In this notebook, I apply a pre-trained ride duration model to perform batch predictions on NYC Yellow Taxi data. The dataset used is from **March 2023**.  
The prediction results are stored locally and can be optionally uploaded to cloud storage for further processing.


#### 🔧 Environment Check

In [None]:
!pip freeze | findstr scikit-learn
!python -V

#### 📦 Load Model and Preprocessing Tools

In [None]:
import pickle
import pandas as pd

# Load model and DictVectorizer
with open('model.bin', 'rb') as f_in:
    dv, model = pickle.load(f_in)

#### 🧼 Read & Prepare Input Data

In [None]:
categorical = ['PULocationID', 'DOLocationID']

def read_data(filename):
    df = pd.read_parquet(filename)

    # Calculate trip duration in minutes
    df['duration'] = df.tpep_dropoff_datetime - df.tpep_pickup_datetime
    df['duration'] = df.duration.dt.total_seconds() / 60

    # Filter trips with duration between 1 and 60 minutes
    df = df[(df.duration >= 1) & (df.duration <= 60)].copy()

    # Prepare categorical features
    df[categorical] = df[categorical].fillna(-1).astype('int').astype('str')

    return df

In [None]:
# Load March 2023 trip data
df = read_data('https://d37ci6vzurychx.cloudfront.net/trip-data/yellow_tripdata_2023-03.parquet')

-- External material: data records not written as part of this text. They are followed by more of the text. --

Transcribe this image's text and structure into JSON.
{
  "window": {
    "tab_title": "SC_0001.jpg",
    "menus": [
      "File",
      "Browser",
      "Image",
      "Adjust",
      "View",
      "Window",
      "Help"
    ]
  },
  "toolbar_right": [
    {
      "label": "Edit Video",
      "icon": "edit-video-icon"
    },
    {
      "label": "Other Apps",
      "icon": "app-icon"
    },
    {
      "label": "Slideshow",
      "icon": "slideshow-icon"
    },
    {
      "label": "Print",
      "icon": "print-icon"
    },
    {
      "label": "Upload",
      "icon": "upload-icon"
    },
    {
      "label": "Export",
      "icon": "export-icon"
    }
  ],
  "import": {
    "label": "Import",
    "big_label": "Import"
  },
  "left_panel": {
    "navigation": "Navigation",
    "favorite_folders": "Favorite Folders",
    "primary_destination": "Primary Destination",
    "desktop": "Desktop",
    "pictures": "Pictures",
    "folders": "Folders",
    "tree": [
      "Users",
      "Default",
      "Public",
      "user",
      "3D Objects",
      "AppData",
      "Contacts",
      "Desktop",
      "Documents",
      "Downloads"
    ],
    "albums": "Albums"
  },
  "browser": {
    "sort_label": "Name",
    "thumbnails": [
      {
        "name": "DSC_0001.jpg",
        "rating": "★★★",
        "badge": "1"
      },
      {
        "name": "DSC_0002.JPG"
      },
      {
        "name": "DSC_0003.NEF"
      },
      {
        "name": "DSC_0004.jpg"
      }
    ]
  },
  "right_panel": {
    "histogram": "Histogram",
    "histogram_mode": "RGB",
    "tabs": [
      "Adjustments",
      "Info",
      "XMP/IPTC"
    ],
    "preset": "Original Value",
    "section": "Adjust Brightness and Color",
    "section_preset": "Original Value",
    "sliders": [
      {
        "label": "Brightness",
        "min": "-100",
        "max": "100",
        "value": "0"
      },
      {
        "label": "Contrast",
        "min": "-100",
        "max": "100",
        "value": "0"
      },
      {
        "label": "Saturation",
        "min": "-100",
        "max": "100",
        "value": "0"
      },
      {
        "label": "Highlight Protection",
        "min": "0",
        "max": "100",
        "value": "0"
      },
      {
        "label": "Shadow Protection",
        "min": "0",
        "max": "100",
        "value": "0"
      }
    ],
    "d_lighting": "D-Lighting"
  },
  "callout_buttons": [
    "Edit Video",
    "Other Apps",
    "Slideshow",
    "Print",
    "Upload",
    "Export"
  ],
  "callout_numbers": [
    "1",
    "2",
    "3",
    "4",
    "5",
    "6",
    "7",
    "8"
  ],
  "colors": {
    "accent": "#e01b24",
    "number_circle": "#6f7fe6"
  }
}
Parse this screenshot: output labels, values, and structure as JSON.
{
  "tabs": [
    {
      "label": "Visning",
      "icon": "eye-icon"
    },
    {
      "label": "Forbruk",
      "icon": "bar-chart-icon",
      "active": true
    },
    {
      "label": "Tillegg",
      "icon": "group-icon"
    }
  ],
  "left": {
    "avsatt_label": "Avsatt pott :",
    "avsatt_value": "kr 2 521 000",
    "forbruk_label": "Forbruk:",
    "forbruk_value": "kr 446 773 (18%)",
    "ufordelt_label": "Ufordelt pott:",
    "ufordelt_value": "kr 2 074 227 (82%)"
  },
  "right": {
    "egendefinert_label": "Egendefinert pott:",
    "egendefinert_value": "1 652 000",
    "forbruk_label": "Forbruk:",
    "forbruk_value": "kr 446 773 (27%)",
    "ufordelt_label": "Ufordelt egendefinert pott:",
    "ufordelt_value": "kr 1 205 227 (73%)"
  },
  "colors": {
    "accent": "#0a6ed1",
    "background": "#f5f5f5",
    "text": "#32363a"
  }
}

#### 🧮 Generate Predictions

In [None]:
dicts = df[categorical].to_dict(orient='records')
X_val = dv.transform(dicts)
y_pred = model.predict(X_val)

In [None]:
# Check standard deviation of predicted durations
round(y_pred.std(), 3)

#### 🆔 Add Ride ID

In [None]:
df['ride_id'] = (
    df['tpep_pickup_datetime'].dt.year.astype(str).str.zfill(4) + '/' +
    df['tpep_pickup_datetime'].dt.month.astype(str).str.zfill(2) + '_' +
    df.index.astype(str)
)
df['ride_id'].head()

#### 💾 Save Predictions to Parquet

In [None]:
df_result = df[["ride_id"]].copy()
df_result['duration'] = y_pred

output_file = "output/result.parquet"
df_result.to_parquet(
    output_file,
    engine='pyarrow',
    compression=None,
    index=False
)

In [None]:
import os

size_bytes = os.path.getsize(output_file)
size_mb = size_bytes / (1024 * 1024)

print(f"File size: {size_bytes:,} bytes ({size_mb:.2f} MB)")